Healthy Sense of Self’s mission is to reduce child abuse by making parents aware of what can go wrong when they are too self-absorbed. The reasons why a child, a person, would be physically abused may seem very different from those of emotional abuse but the big why’s for this destructive parental behavior may be more similar than you would expect:  a lack of Sense of Self in the person who commits the abuse. Of course this too, has been the result of the caregiver’s own parents’ lack of presence to themselves, a dependency on the outcome of achievements and rage when they are unable to get things their way. Reason to break that chain!

No ill will…
Fortunately, there are already many people creating awareness for physical abuse. HySoS would like to draw attention to verbal and emotional abuse as it leaves scars on a person’s psyche for uncountable years after the fact, if not for a life time and can ruin that person’s potential. More often than not the problem is not that there is ill will or purposeful damaging behavior but many parents are ignorant about this subject. It happens because parents are still caught up in their stories and unfinished business with their own parents.
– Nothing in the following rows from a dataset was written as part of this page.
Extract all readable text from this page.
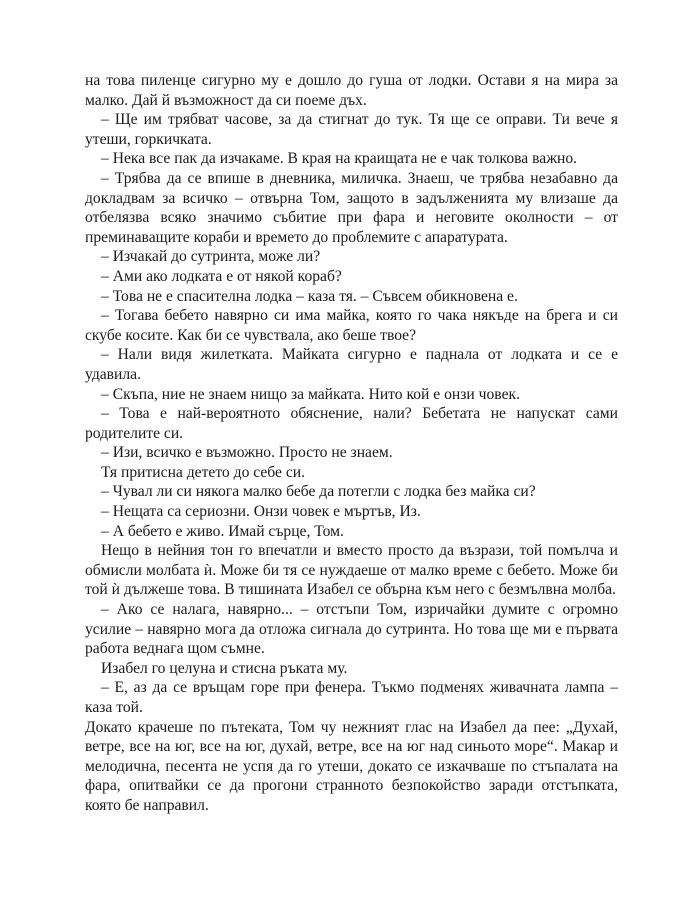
на това пиленце сигурно му е дошло до гуша от лодки. Остави я на мира за малко. Дай й възможност да си поеме дъх.

– Ще им трябват часове, за да стигнат до тук. Тя ще се оправи. Ти вече я утеши, горкичката.

– Нека все пак да изчакаме. В края на краищата не е чак толкова важно.

– Трябва да се впише в дневника, миличка. Знаеш, че трябва незабавно да докладвам за всичко – отвърна Том, защото в задълженията му влизаше да отбелязва всяко значимо събитие при фара и неговите околности – от преминаващите кораби и времето до проблемите с апаратурата.

– Изчакай до сутринта, може ли?

– Ами ако лодката е от някой кораб?

– Това не е спасителна лодка – каза тя. – Съвсем обикновена е.

– Тогава бебето навярно си има майка, която го чака някъде на брега и си скубе косите. Как би се чувствала, ако беше твое?

– Нали видя жилетката. Майката сигурно е паднала от лодката и се е удавила.

– Скъпа, ние не знаем нищо за майката. Нито кой е онзи човек.

– Това е най-вероятното обяснение, нали? Бебетата не напускат сами родителите си.

– Изи, всичко е възможно. Просто не знаем.

Тя притисна детето до себе си.

– Чувал ли си някога малко бебе да потегли с лодка без майка си?

– Нещата са сериозни. Онзи човек е мъртъв, Из.

– А бебето е живо. Имай сърце, Том.

Нещо в нейния тон го впечатли и вместо просто да възрази, той помълча и обмисли молбата ѝ. Може би тя се нуждаеше от малко време с бебето. Може би той ѝ дължеше това. В тишината Изабел се обърна към него с безмълвна молба.

– Ако се налага, навярно... – отстъпи Том, изричайки думите с огромно усилие – навярно мога да отложа сигнала до сутринта. Но това ще ми е първата работа веднага щом съмне.

Изабел го целуна и стисна ръката му.

– Е, аз да се връщам горе при фенера. Тъкмо подменях живачната лампа – каза той.

Докато крачеше по пътеката, Том чу нежният глас на Изабел да пее: „Духай, ветре, все на юг, все на юг, духай, ветре, все на юг над синьото море“. Макар и мелодична, песента не успя да го утеши, докато се изкачваше по стъпалата на фара, опитвайки се да прогони странното безпокойство заради отстъпката, която бе направил.
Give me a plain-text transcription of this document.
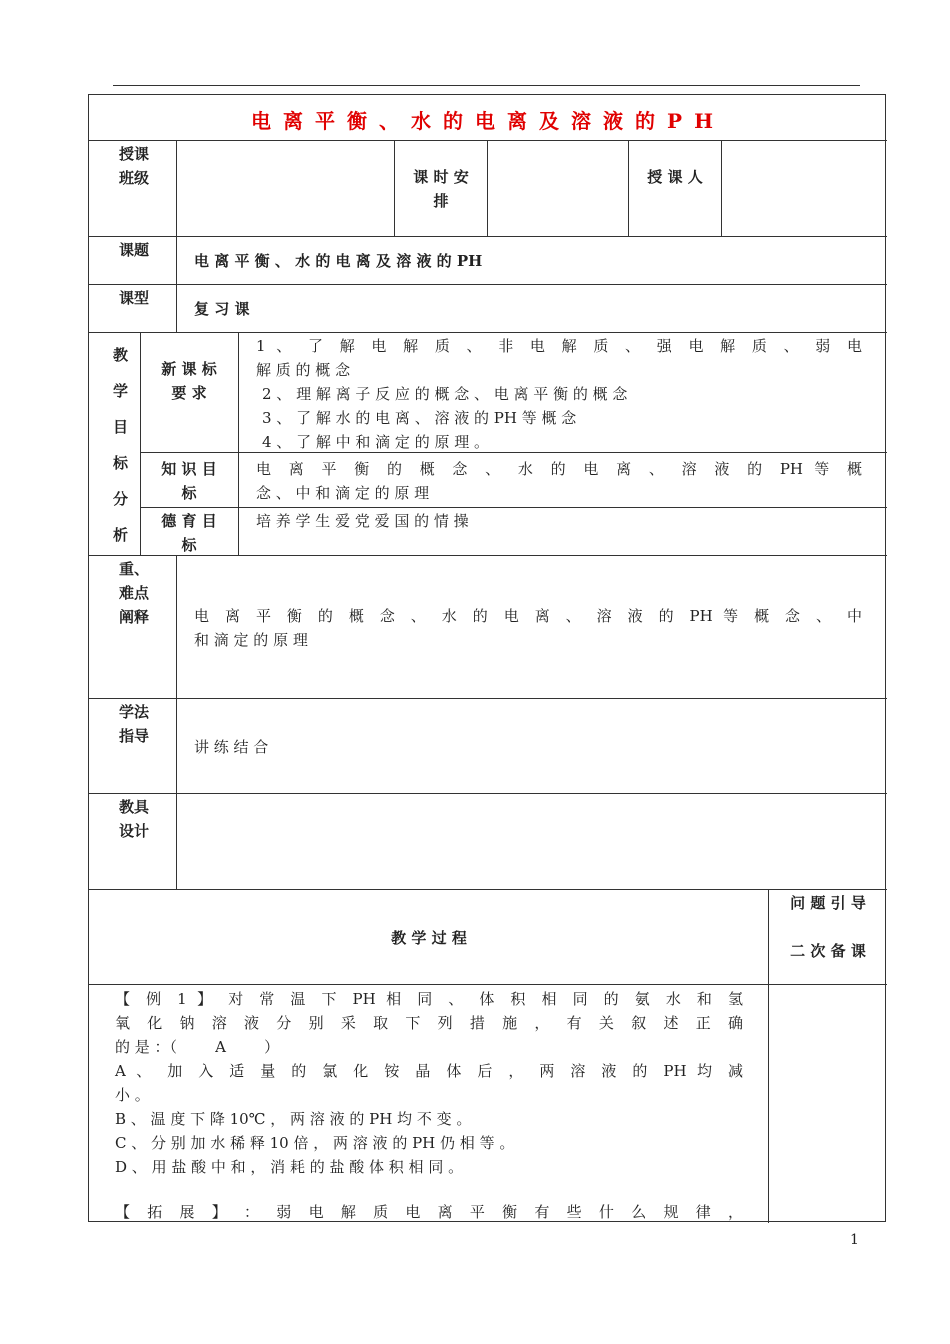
电离平衡、水的电离及溶液的PH
授课班级	课 时 安 排
授 课 人
课题
电 离 平 衡 、 水 的 电 离 及 溶 液 的 PH
课型
复 习 课
教学目标分析
新 课 标 要 求
1 、 了 解 电 解 质 、 非 电 解 质 、 强 电 解 质 、 弱 电
解 质 的 概 念
2 、 理 解 离 子 反 应 的 概 念 、 电 离 平 衡 的 概 念
3 、 了 解 水 的 电 离 、 溶 液 的 PH 等 概 念
4 、 了 解 中 和 滴 定 的 原 理 。
知 识 目 标
电 离 平 衡 的 概 念 、 水 的 电 离 、 溶 液 的 PH 等 概
念 、 中 和 滴 定 的 原 理
德 育 目 标
培 养 学 生 爱 党 爱 国 的 情 操
重、难点阐释	电 离 平 衡 的 概 念 、 水 的 电 离 、 溶 液 的 PH 等 概 念 、 中
和 滴 定 的 原 理
学法指导
讲 练 结 合
教具设计
教 学 过 程
问 题 引 导
二 次 备 课
【 例 1 】 对 常 温 下 PH 相 同 、 体 积 相 同 的 氨 水 和 氢
氧 化 钠 溶 液 分 别 采 取 下 列 措 施 ， 有 关 叙 述 正 确
的 是 ：（        A        ）
A 、 加 入 适 量 的 氯 化 铵 晶 体 后 ， 两 溶 液 的 PH 均 减
小 。
B 、 温 度 下 降 10℃ ， 两 溶 液 的 PH 均 不 变 。
C 、 分 别 加 水 稀 释 10 倍 ， 两 溶 液 的 PH 仍 相 等 。
D 、 用 盐 酸 中 和 ， 消 耗 的 盐 酸 体 积 相 同 。
【 拓 展 】 ： 弱 电 解 质 电 离 平 衡 有 些 什 么 规 律 ，
1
Ignorance and lack of awareness
This no longer is an excuse. There already has been put a stop to physical abuse: it is no longer legal and children are being offered telephone numbers to call in case they feel they are subject to abuse. For depriving children of the opportunity to develop a sense of themselves, instead of a sense of their caregiver, things are not so clear cut.  And as said, there often is no ill will involved, but mainly lack of coping abilities, and therefore it is, at this point, not our intention to accuse or blame anybody. In general, we assume that most parents do the very best they can to give their child or children even more of what is good than they had been receiving themselves.

Being totally honest?
Having been on the receiving end of involuntary emotional abuse myself, I know it is hard to even point an accusing finger in the direction of your parents, especially when you have been made dependent on their approval. But what I can do here is create awareness of what we are doing, what we are saying, how we say it and especially what we are showing to our children: are they as important to us as we agree to state, based on “how it should be?” Are we ready to take inventory of ourselves as a parent and a person and be totally honest with ourselves?

What you can do now
And that is just the beginning….but for your child it changes everything. You were once a child- now you are a grown up. You took in what was said to you and you still live it- your child now is a child and will once be like you. There is one thing though, that you can do for your child at this very moment and that will make the difference for them between getting a better life instead of continuing to struggle with the same issues you are struggling with. That one thing is: “truly see him (or her)!”

Breaking the chain of dependency on approval and enabling your child to become their own person is a gift for life to the persons who, in the end, matter most.